New Studies Challenge Conventional Wisdom on Gig Economy, Skills Gap

New Studies Challenge Conventional Wisdom on Gig Economy, Skills Gap

Over the past decade, particularly in the US, there has been considerable debate over whether the labor market trends we were seeing represented fundamental shifts in the economy or business-cycle responses to the Great Recession that followed the 2008 financial crisis and the long, slow recovery. In new studies, two of these trends—the skills gap and the gig economy—are reconsidered in light of new data, with researchers finding that phenomena they once thought were secular may actually have just been products of the recession after all.

Economists Alan Krueger and Lawrence Katz made headlines in 2016 when they released the results of a survey they had conducted the year before, which found a major jump in the number of Americans making a living in “alternative work” arrangements (i.e., not in regular, full-time employment), though gig economy platforms like Uber made up a small fraction of this contingent labor market. At the time, Krueger and Katz found that around 16 percent of the American workforce were engaged in this type of work, compared to 10 percent in 2005. Follow-up work indicated that alternative work accounted for almost all of the jobs created since 2005.

Now, the leading economists of the gig economy say their initial study overestimated its impact, the Wall Street Journal reported this week. In a new paper, Krueger and Katz look at new evidence and conclude that their 2015 survey overstated the size of the contingent workforce because of a weak labor market and the impact of the recession. Many of the alternative jobs they counted were stopgap jobs people took to make ends meet while they were unable to find full-time work. Once the economy and their job prospects improved, these gig workers returned to more traditional employment. The vast difference in the health of the US economy between 2005 and 2015 skewed the data.

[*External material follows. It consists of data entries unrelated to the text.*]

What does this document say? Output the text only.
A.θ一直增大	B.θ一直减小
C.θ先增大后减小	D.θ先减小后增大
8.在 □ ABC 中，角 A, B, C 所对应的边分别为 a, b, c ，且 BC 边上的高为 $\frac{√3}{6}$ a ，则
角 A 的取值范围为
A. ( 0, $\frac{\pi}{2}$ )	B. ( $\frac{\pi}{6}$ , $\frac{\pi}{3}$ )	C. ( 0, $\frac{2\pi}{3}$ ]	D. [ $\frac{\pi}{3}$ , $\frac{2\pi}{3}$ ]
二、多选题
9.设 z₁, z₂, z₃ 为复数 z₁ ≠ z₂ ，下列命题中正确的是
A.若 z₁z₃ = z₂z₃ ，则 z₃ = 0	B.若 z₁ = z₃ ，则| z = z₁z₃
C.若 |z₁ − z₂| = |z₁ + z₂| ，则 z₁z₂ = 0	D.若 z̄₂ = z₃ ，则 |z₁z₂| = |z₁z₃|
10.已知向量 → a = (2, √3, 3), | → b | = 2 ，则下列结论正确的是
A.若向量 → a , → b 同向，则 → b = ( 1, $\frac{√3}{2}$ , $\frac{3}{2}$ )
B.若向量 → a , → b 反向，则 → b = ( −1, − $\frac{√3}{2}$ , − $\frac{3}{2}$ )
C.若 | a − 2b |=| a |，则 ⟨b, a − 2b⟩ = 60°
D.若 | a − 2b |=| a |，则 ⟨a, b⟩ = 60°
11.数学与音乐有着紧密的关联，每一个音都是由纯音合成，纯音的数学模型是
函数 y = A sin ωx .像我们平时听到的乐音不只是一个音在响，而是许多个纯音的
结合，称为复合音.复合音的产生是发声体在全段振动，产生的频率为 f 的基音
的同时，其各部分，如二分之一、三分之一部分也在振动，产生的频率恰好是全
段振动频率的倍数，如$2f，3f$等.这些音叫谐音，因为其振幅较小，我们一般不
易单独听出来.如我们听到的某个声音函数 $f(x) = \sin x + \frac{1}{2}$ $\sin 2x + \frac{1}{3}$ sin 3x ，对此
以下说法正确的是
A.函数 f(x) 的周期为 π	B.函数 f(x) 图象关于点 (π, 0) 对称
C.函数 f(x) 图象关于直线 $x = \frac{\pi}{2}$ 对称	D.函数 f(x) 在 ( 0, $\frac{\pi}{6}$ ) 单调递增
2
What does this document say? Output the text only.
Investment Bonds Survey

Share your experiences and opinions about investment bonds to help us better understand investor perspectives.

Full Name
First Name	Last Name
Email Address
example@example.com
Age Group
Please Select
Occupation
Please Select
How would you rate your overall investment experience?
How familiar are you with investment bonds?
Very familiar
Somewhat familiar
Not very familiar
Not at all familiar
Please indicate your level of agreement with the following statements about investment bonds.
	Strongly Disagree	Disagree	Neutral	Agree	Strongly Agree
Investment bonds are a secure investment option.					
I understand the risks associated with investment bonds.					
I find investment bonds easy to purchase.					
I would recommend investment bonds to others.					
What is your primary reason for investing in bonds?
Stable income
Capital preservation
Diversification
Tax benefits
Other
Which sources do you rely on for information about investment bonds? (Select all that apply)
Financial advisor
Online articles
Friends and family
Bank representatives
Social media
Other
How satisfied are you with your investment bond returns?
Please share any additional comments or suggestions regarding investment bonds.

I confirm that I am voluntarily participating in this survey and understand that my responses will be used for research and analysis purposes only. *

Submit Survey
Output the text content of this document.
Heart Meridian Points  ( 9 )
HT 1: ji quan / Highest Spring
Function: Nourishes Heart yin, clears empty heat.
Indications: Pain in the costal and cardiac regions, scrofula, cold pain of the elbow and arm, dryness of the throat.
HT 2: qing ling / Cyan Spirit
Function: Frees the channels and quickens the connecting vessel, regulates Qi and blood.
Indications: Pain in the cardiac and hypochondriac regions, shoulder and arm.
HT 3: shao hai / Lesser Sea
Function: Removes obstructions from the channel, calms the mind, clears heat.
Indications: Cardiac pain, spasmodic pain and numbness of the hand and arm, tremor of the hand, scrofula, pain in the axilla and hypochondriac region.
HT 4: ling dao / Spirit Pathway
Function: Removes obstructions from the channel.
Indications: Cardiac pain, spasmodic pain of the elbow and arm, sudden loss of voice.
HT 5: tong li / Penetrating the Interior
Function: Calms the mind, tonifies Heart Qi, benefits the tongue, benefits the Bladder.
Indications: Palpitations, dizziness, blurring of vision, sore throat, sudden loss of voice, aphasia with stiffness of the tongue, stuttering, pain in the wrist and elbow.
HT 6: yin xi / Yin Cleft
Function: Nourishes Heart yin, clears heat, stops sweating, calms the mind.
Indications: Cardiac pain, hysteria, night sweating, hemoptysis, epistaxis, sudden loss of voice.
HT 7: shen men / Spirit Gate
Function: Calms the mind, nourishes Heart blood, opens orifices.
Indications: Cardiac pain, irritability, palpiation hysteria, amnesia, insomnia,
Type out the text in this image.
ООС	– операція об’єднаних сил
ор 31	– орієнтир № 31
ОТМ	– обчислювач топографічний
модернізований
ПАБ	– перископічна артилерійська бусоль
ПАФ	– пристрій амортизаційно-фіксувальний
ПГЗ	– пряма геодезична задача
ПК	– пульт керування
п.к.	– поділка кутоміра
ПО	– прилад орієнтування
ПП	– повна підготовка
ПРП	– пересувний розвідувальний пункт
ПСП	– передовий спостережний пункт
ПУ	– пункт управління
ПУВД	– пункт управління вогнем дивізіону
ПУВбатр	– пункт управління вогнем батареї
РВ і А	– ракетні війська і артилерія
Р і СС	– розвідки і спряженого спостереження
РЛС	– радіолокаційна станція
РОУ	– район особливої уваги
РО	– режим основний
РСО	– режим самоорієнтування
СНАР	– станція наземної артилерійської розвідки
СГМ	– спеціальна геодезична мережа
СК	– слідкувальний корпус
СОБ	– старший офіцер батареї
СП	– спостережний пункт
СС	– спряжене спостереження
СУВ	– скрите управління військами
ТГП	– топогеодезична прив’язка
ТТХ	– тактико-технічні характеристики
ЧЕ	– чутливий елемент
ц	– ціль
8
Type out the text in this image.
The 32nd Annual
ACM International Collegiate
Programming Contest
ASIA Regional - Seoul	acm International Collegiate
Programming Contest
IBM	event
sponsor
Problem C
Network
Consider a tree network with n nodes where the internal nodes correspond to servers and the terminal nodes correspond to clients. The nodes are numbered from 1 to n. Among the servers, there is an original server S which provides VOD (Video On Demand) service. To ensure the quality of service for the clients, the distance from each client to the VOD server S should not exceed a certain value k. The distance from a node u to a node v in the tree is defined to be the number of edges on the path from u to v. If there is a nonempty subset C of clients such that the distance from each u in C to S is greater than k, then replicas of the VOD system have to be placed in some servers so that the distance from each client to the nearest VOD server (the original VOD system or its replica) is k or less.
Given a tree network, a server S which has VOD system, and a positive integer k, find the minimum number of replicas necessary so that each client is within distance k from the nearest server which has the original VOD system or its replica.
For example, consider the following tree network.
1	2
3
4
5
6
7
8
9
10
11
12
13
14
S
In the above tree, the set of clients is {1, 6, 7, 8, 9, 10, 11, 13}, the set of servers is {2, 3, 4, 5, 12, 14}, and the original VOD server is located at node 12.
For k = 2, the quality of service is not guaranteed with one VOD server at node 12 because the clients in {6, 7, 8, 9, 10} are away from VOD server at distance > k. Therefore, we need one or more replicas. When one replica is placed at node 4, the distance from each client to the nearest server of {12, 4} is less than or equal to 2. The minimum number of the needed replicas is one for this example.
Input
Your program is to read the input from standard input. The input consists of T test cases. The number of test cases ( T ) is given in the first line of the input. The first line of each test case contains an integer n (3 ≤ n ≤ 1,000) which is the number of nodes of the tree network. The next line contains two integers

Accordingly, the economists now revise their estimate of the growth of alternative work during that period to a 1 or 2 percentage-point increase, not 5. This brings their findings more in line with other recent studies that have painted more modest pictures of the gig economy—including the Bureau of Labor Statistics’ 2017 Contingent Worker Supplement survey, which claimed the alternative workforce had actually shrunk since the last time the survey was conducted in 2005. At the same time, Krueger and Katz argue in their new paper that the surveys used to measure alternative work arrangements, including those conducted by the Labor Department, are seriously flawed (the huge gap in the BLS data due to the dozen years when the survey wasn’t conducted is part of the problem).